«Un asunto sin más», había dicho su hermana. Al mediodía, en cuanto Amalia entró en la cocina de la casa, el malhumorado campanilleo de la cucharilla de su madre contra las paredes del vaso le indicó que Nora se había equivocado. Se preparaba la tormenta. O tal vez ya había llegado. Amalia cogió otra cucharilla del cajón superior y la levantó en el aire, como un espadachín, para dar a entender sin palabras que solo había entrado por eso. Esos cubiertos eran restos de la herencia del indiano, baño de plata y escudo de armas vistoso e inventado.
—La devolveré después —dijo al salir.
Su madre no soportaba que los clientes usaran las tazas o las cucharillas de la casa. Como si las fueran a contaminar con los bacilos de sus desgracias.
—Que no se te olvide. Aquí cada uno hace lo que le sale...
Sabía que Nora había rechazado un caso y no lo aprobaba en absoluto. «El periodo de gracia ha terminado, hermana.» Duró mientras estuvo rota, pero Nora se estaba recomponiendo.
Amalia no necesitaría advertirla de ello, su hermana ya se lo imaginaba. Siempre había sabido bien cómo funcionaban las cosas en la casa y en la agencia. Por decirlo una vez en voz alta había sido también la única de los tres a la que su padre había llegado a pegar.
Nora tenía dieciséis años y la rebeldía en la boca. No podía recordar qué había desatado la disputa. Podía ser cualquier cosa, durante esos días su padre y su hermana se peleaban constantemente. Lo que sí recordaba a la perfección era el encadenamiento de frases que como un mecanismo imparable se dieron paso unas a otras.
—No quiero hacerlo.
—Pues lo harás.
—¿Por qué?
—Porque lo digo yo y aquí se hace lo que yo digo.
—Con permiso de mamá, ¿no?
Ahí le cayó la bofetada. Fue la primera y única vez que su padre le pegó y lo hizo porque ella tenía razón.
Su padre tardó en perdonarse a sí mismo la pérdida de control. Todo buen boxeador sabe que un profesional nunca golpea fuera del ring.
Amalia lo encontró en el despacho con la expresión de enfado e indefensión que le dejaban las broncas con su madre. No preguntaría nada. Mejor hablar de trabajo.

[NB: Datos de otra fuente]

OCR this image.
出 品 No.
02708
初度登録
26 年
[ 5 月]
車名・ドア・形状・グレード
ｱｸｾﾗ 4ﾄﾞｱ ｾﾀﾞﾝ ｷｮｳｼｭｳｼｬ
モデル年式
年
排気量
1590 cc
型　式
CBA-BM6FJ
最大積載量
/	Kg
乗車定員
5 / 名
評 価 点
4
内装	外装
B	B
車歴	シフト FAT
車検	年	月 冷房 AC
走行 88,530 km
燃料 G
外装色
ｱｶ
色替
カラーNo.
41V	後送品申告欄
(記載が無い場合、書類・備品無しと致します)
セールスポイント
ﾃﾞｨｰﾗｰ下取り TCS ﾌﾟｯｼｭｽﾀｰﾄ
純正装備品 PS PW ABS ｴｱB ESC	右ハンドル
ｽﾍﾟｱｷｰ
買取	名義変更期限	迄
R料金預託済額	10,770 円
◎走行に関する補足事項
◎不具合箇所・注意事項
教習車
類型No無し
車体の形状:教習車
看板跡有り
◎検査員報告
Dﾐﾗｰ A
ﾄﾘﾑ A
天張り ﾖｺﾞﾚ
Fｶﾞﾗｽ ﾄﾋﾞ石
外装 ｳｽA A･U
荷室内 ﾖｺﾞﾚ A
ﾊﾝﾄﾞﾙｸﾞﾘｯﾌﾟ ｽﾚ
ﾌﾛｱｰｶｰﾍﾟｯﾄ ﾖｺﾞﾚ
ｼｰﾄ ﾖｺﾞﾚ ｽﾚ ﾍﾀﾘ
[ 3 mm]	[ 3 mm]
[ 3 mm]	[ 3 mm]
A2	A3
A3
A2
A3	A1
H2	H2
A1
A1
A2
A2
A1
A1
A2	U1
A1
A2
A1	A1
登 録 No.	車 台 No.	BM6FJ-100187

—Hemos dado con un posible domicilio del marido de la cliente. Parece que ahora vive en Valencia.
—Ummm —respondió. Estaba distraído.
—Así que —iba a decir «si te parece», pero no tenía por qué hacerlo—, mañana cogemos el tren y vamos a ver si damos con él.
—Tú y Ayala.
—Claro. ¿Quién, si no?
—¿Dónde está?
Amalia no pudo reprimir la sonrisita irónica. Ayala le había contado por la mañana que tenía que hacer una visita con ese colaborador con nombre de elemento químico.
—Creo que lo sabes tú mejor que yo.
Ahora sí que había conseguido captar la atención de su padre.
—¿Te lo ha contado?
—Claro.
—Es normal, por supuesto, que os contéis cosas.
Hablaba más para sí mismo que para ella. Tal vez preguntándose qué se habían revelado mutuamente y calculando qué podía decir o callar para que al final no acabara saltando la liebre. Estaban todos enredados en una red de secretos demasiado enrevesada. Más difícil que guardarlos era saber para quién lo eran y con quiénes se compartía qué. Ella, custodia de un tesoro de informaciones que su padre no podía ni imaginar, agradeció que él no aumentara el peso de su carga.
—Bueno, pues nada. Compra los billetes.
—¿Podemos quedarnos dos días?
—Hija, no te columpies.
—Buscaré un hotel económico.
Dos días fuera de Barcelona con Ayala. Mientras compraba los billetes pensó que podría haberle sacado tres. Su hermano siempre decía que tenía espíritu de fenicia.